Les ténors du parti Ennahdha- parti au pouvoir-  ont justifié par des arguments cousus de fil blanc le timing par le fait que le président Marzouki  n’était pas joignable étant au sud dans une zone de non couverture GSM et le comble est que M Baghdadi Mahmoudi a été extradé d’un aéroport militaire  qui dépend normalement de Marzouki chef suprême des armées (probablement la seule prérogative qui lui a été laissée par le parti islamiste Ennahdha qui agit en pays conquis en ne respectant ni l’opposition ni ses partenaires ni aucune institution).

Le plus grave est qu’il devient évident que dans les trois pays la  France, la Tunisie et la Libye, tout est affaire  de gros sous.

En France bien sûr où il y a de fortes présomptions de financement occulte de la campagne électorale de l’ex-Président de la République Française Sarkosy.
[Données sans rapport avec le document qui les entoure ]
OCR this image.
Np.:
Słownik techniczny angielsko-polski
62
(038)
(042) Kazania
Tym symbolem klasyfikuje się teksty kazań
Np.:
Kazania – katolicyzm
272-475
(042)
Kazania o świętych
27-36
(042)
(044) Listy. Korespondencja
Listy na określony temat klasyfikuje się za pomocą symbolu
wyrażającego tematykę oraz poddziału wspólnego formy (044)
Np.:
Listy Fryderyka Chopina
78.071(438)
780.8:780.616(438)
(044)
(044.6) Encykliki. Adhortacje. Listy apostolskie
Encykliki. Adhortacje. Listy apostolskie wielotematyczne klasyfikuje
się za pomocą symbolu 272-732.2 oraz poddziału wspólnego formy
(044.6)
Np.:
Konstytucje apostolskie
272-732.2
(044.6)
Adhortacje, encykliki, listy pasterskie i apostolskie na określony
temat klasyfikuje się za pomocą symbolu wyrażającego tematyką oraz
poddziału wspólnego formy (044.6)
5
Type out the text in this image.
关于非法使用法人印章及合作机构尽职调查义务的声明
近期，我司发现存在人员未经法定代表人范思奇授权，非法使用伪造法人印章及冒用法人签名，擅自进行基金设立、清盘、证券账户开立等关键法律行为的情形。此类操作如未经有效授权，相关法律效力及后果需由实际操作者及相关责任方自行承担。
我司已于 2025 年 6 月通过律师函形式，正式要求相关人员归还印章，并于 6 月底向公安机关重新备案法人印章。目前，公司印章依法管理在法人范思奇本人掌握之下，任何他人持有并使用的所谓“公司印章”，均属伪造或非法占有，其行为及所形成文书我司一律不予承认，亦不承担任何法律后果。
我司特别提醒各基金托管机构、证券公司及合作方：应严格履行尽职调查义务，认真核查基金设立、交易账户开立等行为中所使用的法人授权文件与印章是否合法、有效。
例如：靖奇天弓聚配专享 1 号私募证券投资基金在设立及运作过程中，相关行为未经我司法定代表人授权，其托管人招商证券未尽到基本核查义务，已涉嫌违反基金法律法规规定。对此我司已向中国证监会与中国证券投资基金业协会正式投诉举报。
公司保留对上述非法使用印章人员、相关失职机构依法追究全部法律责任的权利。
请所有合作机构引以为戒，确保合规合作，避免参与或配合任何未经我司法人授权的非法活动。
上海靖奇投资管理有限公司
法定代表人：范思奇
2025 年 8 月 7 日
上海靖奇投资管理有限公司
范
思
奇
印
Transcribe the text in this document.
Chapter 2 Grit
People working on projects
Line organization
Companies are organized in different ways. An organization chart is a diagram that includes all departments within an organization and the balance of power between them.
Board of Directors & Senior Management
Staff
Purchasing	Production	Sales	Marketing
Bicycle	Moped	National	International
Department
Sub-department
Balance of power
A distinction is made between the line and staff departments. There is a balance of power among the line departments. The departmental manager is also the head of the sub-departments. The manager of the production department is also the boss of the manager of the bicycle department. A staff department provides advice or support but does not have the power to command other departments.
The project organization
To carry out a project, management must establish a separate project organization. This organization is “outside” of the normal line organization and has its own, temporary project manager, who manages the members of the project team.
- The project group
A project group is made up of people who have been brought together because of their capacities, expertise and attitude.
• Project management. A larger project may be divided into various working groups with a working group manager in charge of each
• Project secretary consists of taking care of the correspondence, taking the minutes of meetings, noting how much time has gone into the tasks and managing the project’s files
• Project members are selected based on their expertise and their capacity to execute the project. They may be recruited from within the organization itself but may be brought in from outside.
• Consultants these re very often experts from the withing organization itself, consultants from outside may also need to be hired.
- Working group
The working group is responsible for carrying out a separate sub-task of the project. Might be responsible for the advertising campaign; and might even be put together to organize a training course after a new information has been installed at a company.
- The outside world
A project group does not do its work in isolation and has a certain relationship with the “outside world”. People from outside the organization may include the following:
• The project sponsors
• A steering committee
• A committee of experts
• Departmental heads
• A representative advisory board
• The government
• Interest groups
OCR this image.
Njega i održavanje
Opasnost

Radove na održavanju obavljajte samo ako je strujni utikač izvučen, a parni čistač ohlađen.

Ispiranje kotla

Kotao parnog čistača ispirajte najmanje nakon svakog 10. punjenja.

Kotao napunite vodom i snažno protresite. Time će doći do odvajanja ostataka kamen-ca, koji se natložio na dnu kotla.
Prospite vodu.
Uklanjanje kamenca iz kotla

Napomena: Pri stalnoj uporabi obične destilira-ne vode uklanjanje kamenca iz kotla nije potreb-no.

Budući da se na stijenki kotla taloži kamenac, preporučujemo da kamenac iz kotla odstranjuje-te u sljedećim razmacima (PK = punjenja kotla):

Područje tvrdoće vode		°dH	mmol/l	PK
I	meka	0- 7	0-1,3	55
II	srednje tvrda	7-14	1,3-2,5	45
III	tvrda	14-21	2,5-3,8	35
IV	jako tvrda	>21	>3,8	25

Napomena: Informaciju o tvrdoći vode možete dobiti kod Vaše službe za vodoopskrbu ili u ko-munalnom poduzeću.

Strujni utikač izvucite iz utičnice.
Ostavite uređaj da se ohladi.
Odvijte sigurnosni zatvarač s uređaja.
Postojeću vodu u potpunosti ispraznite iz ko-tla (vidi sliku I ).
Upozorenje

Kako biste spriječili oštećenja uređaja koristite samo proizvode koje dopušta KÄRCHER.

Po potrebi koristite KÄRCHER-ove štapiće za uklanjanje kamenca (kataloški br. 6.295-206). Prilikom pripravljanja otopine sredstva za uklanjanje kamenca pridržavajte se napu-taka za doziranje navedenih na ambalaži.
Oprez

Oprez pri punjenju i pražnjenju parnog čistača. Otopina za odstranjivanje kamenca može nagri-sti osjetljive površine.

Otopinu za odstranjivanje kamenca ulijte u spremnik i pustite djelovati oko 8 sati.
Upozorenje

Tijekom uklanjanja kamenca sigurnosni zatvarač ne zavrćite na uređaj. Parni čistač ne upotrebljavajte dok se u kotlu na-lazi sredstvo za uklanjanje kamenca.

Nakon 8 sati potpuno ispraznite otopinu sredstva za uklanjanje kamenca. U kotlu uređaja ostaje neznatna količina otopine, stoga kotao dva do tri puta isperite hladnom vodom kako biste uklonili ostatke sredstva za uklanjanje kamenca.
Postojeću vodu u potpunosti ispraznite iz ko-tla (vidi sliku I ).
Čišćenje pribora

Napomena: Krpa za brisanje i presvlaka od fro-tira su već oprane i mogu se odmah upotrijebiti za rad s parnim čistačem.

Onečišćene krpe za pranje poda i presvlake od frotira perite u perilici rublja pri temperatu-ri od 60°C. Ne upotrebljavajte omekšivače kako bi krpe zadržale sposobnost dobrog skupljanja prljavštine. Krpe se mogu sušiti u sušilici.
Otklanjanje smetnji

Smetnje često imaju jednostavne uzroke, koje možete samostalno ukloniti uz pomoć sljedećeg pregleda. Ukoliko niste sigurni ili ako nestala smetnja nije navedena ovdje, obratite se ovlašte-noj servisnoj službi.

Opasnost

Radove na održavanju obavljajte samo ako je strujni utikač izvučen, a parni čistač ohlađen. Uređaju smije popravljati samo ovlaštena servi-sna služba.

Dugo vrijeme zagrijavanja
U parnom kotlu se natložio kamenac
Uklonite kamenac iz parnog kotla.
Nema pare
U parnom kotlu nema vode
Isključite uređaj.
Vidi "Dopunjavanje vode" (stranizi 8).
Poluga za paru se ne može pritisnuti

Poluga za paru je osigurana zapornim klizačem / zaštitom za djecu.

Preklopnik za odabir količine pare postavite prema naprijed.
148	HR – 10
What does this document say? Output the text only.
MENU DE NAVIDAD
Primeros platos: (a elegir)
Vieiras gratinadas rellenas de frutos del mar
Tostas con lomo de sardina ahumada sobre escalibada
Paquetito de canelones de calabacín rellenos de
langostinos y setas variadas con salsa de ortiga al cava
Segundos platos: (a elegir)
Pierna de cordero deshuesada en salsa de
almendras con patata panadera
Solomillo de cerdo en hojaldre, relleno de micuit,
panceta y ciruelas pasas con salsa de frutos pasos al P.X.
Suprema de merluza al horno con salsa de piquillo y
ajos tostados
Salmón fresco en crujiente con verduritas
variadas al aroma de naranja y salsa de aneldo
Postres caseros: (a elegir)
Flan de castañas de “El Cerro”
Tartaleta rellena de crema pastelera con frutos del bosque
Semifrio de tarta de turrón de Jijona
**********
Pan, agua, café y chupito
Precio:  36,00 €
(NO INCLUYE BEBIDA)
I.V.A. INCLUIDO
Je ne m’étalerais pas là-dessus car cela a été traité par d’excellents billets parus sur Médiapart.

En Tunisie, des documents font état d’une transaction portant en contrepartie de cette extradition de :

-       L’octroi par la Libye d’un don de 100 millions de dollars

-       L’octroi d’un crédit d’un montant équivalent sans intérêts

-       La fourniture du gaz à tarif préférentiel

Le comble est que le ministre des finances sur un plateau télé et à une heure de grande écoute  a reconnu explicitement la transaction  ayant même le culot et l’effronterie d’affirmer que la politique n’est pas une question de morale mais d’intérêts!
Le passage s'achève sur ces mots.